Le diagnostic de certitude ne doit pas retarder la mise en route du traitement si celui-ci est urgent, surtout si la présomption de toxoplasmose oculaire est forte. La sérologie est quasi inutile puisqu’elle ne peut ni affirmer une toxoplasmose oculaire ni l’infirmer, les faux négatifs étant possibles. Seule l’analyse de l’humeur aqueuse a une valeur, avec calcul du coefficient de charge immunitaire (coefficient de Witmer- Desmonts, considéré comme positif au-delà de 3) et réalisation d’un western blot (immuno-blot) dans certains laboratoires à la recherche d’une synthèse intraoculaire d’anticorps spécifiques. L’amplification génique à la recherche du génome toxoplasmique par PCR ne semble indiquée que chez les immunodéprimés et les patients âgés.
Traitements curatif et préventif.
Différentes molécules thérapeutiques antiparasitaires sont actuellement disponibles pour le traitement « curatif » : la pyriméthamine, la sulfadiazine, et, hors AMM, la clindamycine, le cotrimoxazole, l’azithromycine et l’atovaquone, pour les principales. L’association des deux premières molécules représente encore le traitement classique de référence. Néanmoins, elle est susceptible d’entraîner des effets indésirables, potentiellement gravissimes, notamment une toxidermie allergique (syndrome de Lyell) liée aux sulfamides, responsables de l’arrêt prématuré du traitement chez 26 % des patients immunocompétents. C’est pourquoi les indications thérapeutiques ont globalement été limitées à la zone 1 de l’oeil (figure 2), d’autant qu’il n’existe pas de preuve formelle du bénéfice du traitement curatif de la toxoplasmose oculaire chez le patient immunocompétent en ce qui concerne la durée et la sévérité de l’inflammation intraoculaire.

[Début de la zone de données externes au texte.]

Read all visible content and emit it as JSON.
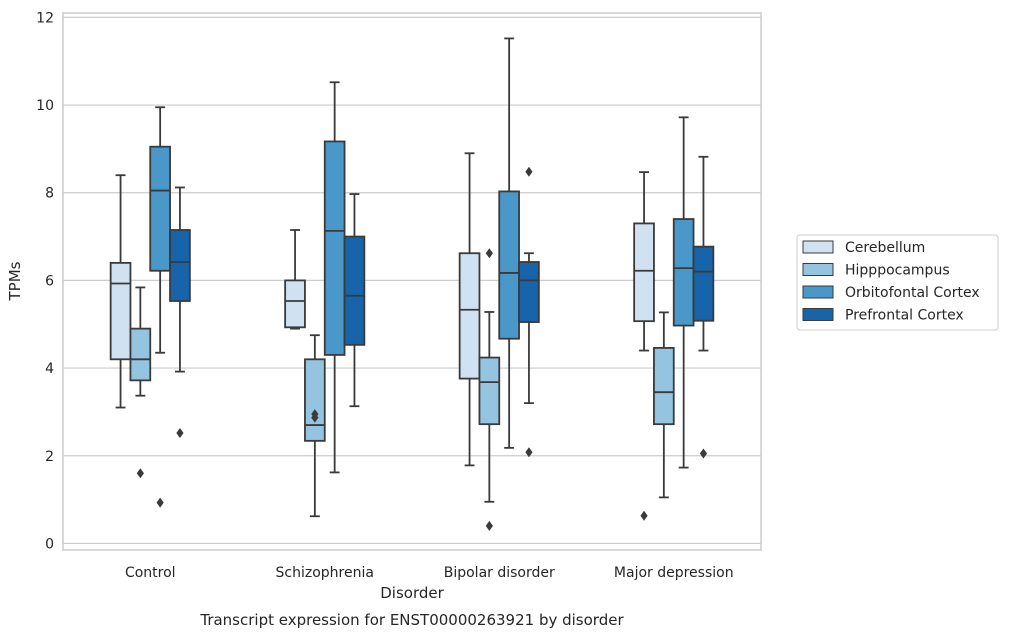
{
  "chart_data": {
    "type": "box",
    "title": "",
    "caption": "Transcript expression for ENST00000263921 by disorder",
    "xlabel": "Disorder",
    "ylabel": "TPMs",
    "ylim": [
      -0.15,
      12.1
    ],
    "yticks": [
      0,
      2,
      4,
      6,
      8,
      10,
      12
    ],
    "grid": "horizontal",
    "legend_position": "right",
    "categories": [
      "Control",
      "Schizophrenia",
      "Bipolar disorder",
      "Major depression"
    ],
    "series": [
      {
        "name": "Cerebellum",
        "color": "#d0e1f2",
        "boxes": [
          {
            "whisker_low": 3.1,
            "q1": 4.2,
            "median": 5.93,
            "q3": 6.4,
            "whisker_high": 8.4,
            "outliers": []
          },
          {
            "whisker_low": 4.9,
            "q1": 4.93,
            "median": 5.53,
            "q3": 6.0,
            "whisker_high": 7.15,
            "outliers": []
          },
          {
            "whisker_low": 1.78,
            "q1": 3.76,
            "median": 5.33,
            "q3": 6.62,
            "whisker_high": 8.9,
            "outliers": []
          },
          {
            "whisker_low": 4.4,
            "q1": 5.07,
            "median": 6.22,
            "q3": 7.3,
            "whisker_high": 8.47,
            "outliers": [
              0.63
            ]
          }
        ]
      },
      {
        "name": "Hipppocampus",
        "color": "#94c4df",
        "boxes": [
          {
            "whisker_low": 3.37,
            "q1": 3.72,
            "median": 4.2,
            "q3": 4.9,
            "whisker_high": 5.84,
            "outliers": [
              1.6
            ]
          },
          {
            "whisker_low": 0.62,
            "q1": 2.34,
            "median": 2.7,
            "q3": 4.2,
            "whisker_high": 4.75,
            "outliers": [
              2.95,
              2.87
            ]
          },
          {
            "whisker_low": 0.95,
            "q1": 2.72,
            "median": 3.68,
            "q3": 4.24,
            "whisker_high": 5.28,
            "outliers": [
              6.62,
              0.4
            ]
          },
          {
            "whisker_low": 1.05,
            "q1": 2.72,
            "median": 3.45,
            "q3": 4.46,
            "whisker_high": 5.27,
            "outliers": []
          }
        ]
      },
      {
        "name": "Orbitofontal Cortex",
        "color": "#4a98c9",
        "boxes": [
          {
            "whisker_low": 4.35,
            "q1": 6.22,
            "median": 8.05,
            "q3": 9.05,
            "whisker_high": 9.95,
            "outliers": [
              0.93
            ]
          },
          {
            "whisker_low": 1.62,
            "q1": 4.3,
            "median": 7.13,
            "q3": 9.17,
            "whisker_high": 10.52,
            "outliers": []
          },
          {
            "whisker_low": 2.18,
            "q1": 4.67,
            "median": 6.17,
            "q3": 8.03,
            "whisker_high": 11.52,
            "outliers": []
          },
          {
            "whisker_low": 1.73,
            "q1": 4.97,
            "median": 6.28,
            "q3": 7.4,
            "whisker_high": 9.72,
            "outliers": []
          }
        ]
      },
      {
        "name": "Prefrontal Cortex",
        "color": "#1764ab",
        "boxes": [
          {
            "whisker_low": 3.92,
            "q1": 5.53,
            "median": 6.42,
            "q3": 7.15,
            "whisker_high": 8.12,
            "outliers": [
              2.52
            ]
          },
          {
            "whisker_low": 3.13,
            "q1": 4.53,
            "median": 5.65,
            "q3": 7.0,
            "whisker_high": 7.97,
            "outliers": []
          },
          {
            "whisker_low": 3.2,
            "q1": 5.05,
            "median": 6.0,
            "q3": 6.42,
            "whisker_high": 6.62,
            "outliers": [
              8.48,
              2.08
            ]
          },
          {
            "whisker_low": 4.4,
            "q1": 5.08,
            "median": 6.2,
            "q3": 6.77,
            "whisker_high": 8.82,
            "outliers": [
              2.05
            ]
          }
        ]
      }
    ]
  }
}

Néanmoins, de nouvelles thérapeutiques efficaces et bien moins dangereuses sont apparues, ce qui pourrait remettre en question dans un avenir très proche le dogme, ancien, de ne pas traiter systématiquement toute toxoplasmose oculaire. Ainsi, dans une récente étude randomisée multicentrique, l’association pyriméthamine-azithromycine (500 mg le premier jour, puis 250 mg/j) a fait preuve d’une efficacité similaire à celle du traitement standard, mais avec un pourcentage d’effets secondaires réduit de moitié (33 % versus 64 %). L’azithromycine seule s’est également révélée efficace et bien tolérée dans une petite série de patients. Enfin, l’atovaquone a été utilisée avec succès, mais reste un médicament de troisième intention.
Chez les patients à risque de récidive (cicatrice en zone 1 et au moins deux récidives par an ou chirurgie intraoculaire programmée), le cotrimoxazole (triméthoprime-sulfaméthoxazole) a fait la preuve de son efficacité en traitement préventif, à raison de 1 comprimé tous les trois jours. Lors de cette étude, il a été prescrit pendant vingt mois et le nombre de récidives a été divisé par 4. La durée optimale de ce traitement reste à préciser.
* Praticien hospitalier universitaire.
Service d’ophtalmologie du Pr J.-D. Grange, CHU de la Croix-Rousse, Lyon et université Claude-Bernard de Lyon-I.